His mother caught him easily and cradled him against her. He was growing so quickly, her little baby. In no time at all, he would be running around, getting into the type of trouble only growing boys could. “What is the matter, little one?” she asked as she stroked his hair.

“A stranger! A stranger!” the little boy cried.

“A stranger?” On one hand, it could have been just a child’s fear but on the other … These were strange woods. It was best to put him at ease before she thought of doing anything else. “And where is this stranger, my little one?”

“Over there!” the boy lifted his head and pointed across the clearing.

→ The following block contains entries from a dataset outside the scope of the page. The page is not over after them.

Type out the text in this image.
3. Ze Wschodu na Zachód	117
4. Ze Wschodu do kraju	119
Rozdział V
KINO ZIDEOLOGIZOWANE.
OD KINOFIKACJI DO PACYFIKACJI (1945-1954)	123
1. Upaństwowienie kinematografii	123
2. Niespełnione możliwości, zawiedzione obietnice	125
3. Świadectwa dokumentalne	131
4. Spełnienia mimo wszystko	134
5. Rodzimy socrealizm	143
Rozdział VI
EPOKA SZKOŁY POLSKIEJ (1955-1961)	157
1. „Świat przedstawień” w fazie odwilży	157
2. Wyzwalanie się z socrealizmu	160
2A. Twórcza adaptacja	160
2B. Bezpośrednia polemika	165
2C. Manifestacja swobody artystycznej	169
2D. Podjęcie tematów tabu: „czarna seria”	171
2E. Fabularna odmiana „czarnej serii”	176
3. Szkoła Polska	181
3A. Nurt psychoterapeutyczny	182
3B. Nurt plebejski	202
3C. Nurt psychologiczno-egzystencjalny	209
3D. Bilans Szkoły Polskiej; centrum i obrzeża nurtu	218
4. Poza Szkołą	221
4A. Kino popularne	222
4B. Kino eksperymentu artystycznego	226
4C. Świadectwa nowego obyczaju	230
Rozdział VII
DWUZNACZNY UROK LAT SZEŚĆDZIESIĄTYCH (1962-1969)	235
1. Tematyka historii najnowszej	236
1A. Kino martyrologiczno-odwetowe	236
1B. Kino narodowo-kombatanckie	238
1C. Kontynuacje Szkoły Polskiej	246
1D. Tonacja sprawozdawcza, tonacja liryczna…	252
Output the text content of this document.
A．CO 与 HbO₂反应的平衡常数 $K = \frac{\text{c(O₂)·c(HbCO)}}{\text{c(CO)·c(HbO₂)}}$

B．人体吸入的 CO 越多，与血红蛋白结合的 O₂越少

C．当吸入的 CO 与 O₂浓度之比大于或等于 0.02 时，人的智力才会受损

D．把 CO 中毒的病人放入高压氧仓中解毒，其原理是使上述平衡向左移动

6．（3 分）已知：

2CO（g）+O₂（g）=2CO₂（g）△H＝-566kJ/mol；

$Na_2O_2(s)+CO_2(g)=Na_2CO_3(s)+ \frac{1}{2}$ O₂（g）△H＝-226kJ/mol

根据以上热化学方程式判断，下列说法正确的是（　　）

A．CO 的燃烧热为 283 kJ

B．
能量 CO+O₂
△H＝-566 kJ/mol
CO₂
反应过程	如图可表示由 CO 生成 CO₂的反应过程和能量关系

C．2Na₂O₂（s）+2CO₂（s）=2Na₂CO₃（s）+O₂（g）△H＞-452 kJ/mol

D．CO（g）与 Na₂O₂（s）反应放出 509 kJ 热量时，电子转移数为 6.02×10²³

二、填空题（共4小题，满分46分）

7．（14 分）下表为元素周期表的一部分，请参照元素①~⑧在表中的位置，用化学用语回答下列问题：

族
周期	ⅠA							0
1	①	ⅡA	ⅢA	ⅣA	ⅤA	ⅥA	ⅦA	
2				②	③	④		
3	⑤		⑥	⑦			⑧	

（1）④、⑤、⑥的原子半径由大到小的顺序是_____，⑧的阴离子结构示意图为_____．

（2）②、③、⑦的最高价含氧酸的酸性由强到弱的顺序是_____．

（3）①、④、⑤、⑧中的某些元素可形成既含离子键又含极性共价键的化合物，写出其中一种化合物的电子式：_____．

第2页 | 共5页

The mother smiled as she turned in the direction he had pointed, ready to tell him it was nothing–only to freeze. It was like something out of a dream. A stranger with such a dark and intense aura, staring at her with something that shifted from malevolence to indifference and back again. She was about to scream for help when she met his eyes. There was something about those eyes. Loss. Despair. Darkness. It sent shivers down her spine and made her feel so vulnerable, so open, so human … No matter how much she wanted to look away, he held her gaze and it felt like ages had passed.